Eu era para ter me aposentado aos 30 anos com a lesão. Estou com 35, portanto, no lucro. A gente vai fazendo aniversário, a idade aumenta, e achamos que vamos piorar. Mas na verdade se vai melhorando, a experiência, a confiança, nos cuidamos mais. Não sei dizer se vou jogar mais dois, três, cinco anos. Tenho contrato até o fim do ano e espero renovar, me aposentar no Brasiliense.

Radamés

Quero ficar no futebol. Fiz cursos de gestão, quero fazer de técnico. Minha esposa acha que tenho networking bom para ser empresário, mas eu gostaria de trabalhar no campo, ser treinador ou gestor. Ela diz que realmente a vida continuaria a mesma, ir para um lado ou outro, trabalhos curtos. E querendo ou não com três filhos não dá para fazer isso. Mas quero ficar no futebol.

Radamés

Paulo Cruz/Agif

Uma história com Marcelo

Entre parceiros antigos, Radamés recorda de Marcelo. O lateral que atualmente defende o Real Madrid poderia ter "resolvido a vida" dele e dos colegas com uma proposta da Rússia, mas recusou, para surpresa de todos, com 17 para 18 anos.

"A proposta resolveria a vida dele, era muito dinheiro. E a nossa, porque o Fluminense estava com salários atrasados. A direção precisava vender alguém para nos pagar. A proposta era absurda. E ele falou: não vou. Eu me lembro do Tuta (ex-centroavante) dizendo: 'moleque, você tem noção do tanto de dinheiro que esses caras estão de pagando?'", relembrou.

"Ele sempre inventava uma desculpa. Primeiro era a namorada, que hoje é esposa dele, Clarice, que não poderia ir porque era menor de idade. Os russos falaram com a mãe dela e conseguiram autorização. Depois era o cunhado, melhor amigo dele. Também iriam levar o cunhado e a esposa do cunhado. Daí ele falou que pensava na seleção, mas naquela época muitos jogadores que estavam na Rússia estavam sendo chamados. A gente falava para ele ir, mas não teve jeito, os caras subiram a proposta, mas ele bateu o pé."

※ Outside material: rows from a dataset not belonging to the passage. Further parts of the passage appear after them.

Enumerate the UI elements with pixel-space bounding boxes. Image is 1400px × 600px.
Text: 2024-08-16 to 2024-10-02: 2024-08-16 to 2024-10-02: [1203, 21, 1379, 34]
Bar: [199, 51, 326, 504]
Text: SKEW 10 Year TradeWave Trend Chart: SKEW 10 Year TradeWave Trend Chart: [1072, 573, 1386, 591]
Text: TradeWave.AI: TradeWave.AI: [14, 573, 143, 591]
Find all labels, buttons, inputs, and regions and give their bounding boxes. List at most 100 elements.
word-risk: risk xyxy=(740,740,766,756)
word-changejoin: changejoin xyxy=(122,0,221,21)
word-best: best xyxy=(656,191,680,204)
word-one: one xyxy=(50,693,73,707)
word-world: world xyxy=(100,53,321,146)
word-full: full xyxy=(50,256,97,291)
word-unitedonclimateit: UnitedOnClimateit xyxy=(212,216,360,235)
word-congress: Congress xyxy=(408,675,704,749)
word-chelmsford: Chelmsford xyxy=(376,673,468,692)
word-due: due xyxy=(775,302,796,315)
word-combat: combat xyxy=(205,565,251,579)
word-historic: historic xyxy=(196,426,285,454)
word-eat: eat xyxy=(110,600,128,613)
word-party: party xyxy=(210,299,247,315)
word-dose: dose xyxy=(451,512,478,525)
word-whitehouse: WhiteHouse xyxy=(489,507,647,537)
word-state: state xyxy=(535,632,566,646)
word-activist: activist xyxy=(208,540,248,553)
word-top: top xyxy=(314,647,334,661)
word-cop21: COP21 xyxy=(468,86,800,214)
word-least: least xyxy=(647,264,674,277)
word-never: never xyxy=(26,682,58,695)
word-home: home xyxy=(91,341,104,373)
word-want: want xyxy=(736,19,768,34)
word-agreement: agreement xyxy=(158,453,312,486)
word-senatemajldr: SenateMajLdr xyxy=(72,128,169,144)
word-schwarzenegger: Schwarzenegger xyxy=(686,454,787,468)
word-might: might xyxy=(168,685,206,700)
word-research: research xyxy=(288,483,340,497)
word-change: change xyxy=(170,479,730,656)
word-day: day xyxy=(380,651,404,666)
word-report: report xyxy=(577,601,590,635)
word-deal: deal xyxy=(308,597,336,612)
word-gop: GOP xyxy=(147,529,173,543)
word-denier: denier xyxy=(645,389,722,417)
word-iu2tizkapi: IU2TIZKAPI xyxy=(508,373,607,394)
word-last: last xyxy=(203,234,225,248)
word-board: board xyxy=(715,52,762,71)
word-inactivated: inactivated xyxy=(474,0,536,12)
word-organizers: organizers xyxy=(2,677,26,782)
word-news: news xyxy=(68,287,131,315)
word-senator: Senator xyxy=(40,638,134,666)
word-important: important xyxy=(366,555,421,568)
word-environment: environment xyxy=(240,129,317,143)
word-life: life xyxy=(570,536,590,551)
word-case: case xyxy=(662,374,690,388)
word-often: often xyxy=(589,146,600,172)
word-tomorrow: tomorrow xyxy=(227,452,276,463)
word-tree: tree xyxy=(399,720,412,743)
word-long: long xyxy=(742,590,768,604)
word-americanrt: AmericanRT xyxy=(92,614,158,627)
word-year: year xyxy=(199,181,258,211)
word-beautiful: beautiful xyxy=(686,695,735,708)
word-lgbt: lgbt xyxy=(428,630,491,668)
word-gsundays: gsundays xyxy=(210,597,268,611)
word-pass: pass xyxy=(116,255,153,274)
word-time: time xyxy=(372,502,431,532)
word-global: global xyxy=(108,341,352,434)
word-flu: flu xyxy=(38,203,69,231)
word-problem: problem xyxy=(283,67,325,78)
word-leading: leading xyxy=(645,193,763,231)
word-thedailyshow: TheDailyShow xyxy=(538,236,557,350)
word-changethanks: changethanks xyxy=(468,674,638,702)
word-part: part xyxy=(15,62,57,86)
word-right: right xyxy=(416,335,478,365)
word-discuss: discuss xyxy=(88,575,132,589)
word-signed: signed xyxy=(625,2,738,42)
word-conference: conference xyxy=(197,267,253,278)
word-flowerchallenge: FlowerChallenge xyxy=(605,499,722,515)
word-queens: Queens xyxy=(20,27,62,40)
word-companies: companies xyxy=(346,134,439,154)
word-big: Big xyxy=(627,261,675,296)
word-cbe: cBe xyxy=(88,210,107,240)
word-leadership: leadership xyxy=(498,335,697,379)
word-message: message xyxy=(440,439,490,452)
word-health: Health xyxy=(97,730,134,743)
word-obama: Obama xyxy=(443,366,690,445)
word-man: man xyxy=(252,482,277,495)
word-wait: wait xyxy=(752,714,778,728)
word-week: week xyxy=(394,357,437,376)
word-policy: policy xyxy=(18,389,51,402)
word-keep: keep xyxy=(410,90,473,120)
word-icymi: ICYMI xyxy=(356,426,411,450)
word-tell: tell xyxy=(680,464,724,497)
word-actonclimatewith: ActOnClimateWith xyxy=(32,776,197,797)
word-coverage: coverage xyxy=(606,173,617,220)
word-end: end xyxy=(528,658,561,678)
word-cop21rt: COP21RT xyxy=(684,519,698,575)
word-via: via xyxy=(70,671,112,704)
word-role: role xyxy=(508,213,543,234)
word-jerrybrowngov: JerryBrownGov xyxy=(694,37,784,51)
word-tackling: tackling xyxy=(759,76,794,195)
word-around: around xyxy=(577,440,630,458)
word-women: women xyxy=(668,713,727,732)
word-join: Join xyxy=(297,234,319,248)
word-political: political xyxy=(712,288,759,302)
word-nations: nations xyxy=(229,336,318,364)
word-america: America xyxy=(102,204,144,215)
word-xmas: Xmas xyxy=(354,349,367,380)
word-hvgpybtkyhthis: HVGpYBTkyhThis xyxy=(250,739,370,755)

Quis o destino que o parceiro de Flu se desse ainda melhor. Recusando o dinheiro que salvaria a todos naquele momento, Marcelo ficou por pouco tempo no Brasil. "Uma semana depois que os russos desistiram veio a oferta do Real Madrid. O moleque realmente é diferenciado. Quando é alguém iluminado, parece que algo falava dentro dele para não ir, recusar."

Amizades para sempre

Conversamos até hoje em grupos de WhatsApp, trocamos mensagens, nos criamos juntos. O Marcelo é um cara muito legal. Sempre teve uma personalidade diferenciada. Não sei se ele volta a jogar no Brasil algum dia. Ele é ídolo máximo no Real Madrid e tem projetos na Espanha. Alguma coisa me diz que não. Mas pode ser.

Radamés, sobre Marcelo

O Thiago tem uma história de superação linda. Ele saiu da base do Flu, foi para o RS Futebol, depois Juventude, foi para Rússia, teve pneumonia, quase morreu, e voltou desconhecido. Mas nos treinos nós já víamos que era diferenciado. Tinha muita velocidade para zagueiro, ganhava dos atacantes. Quando deram chance, só cresceu.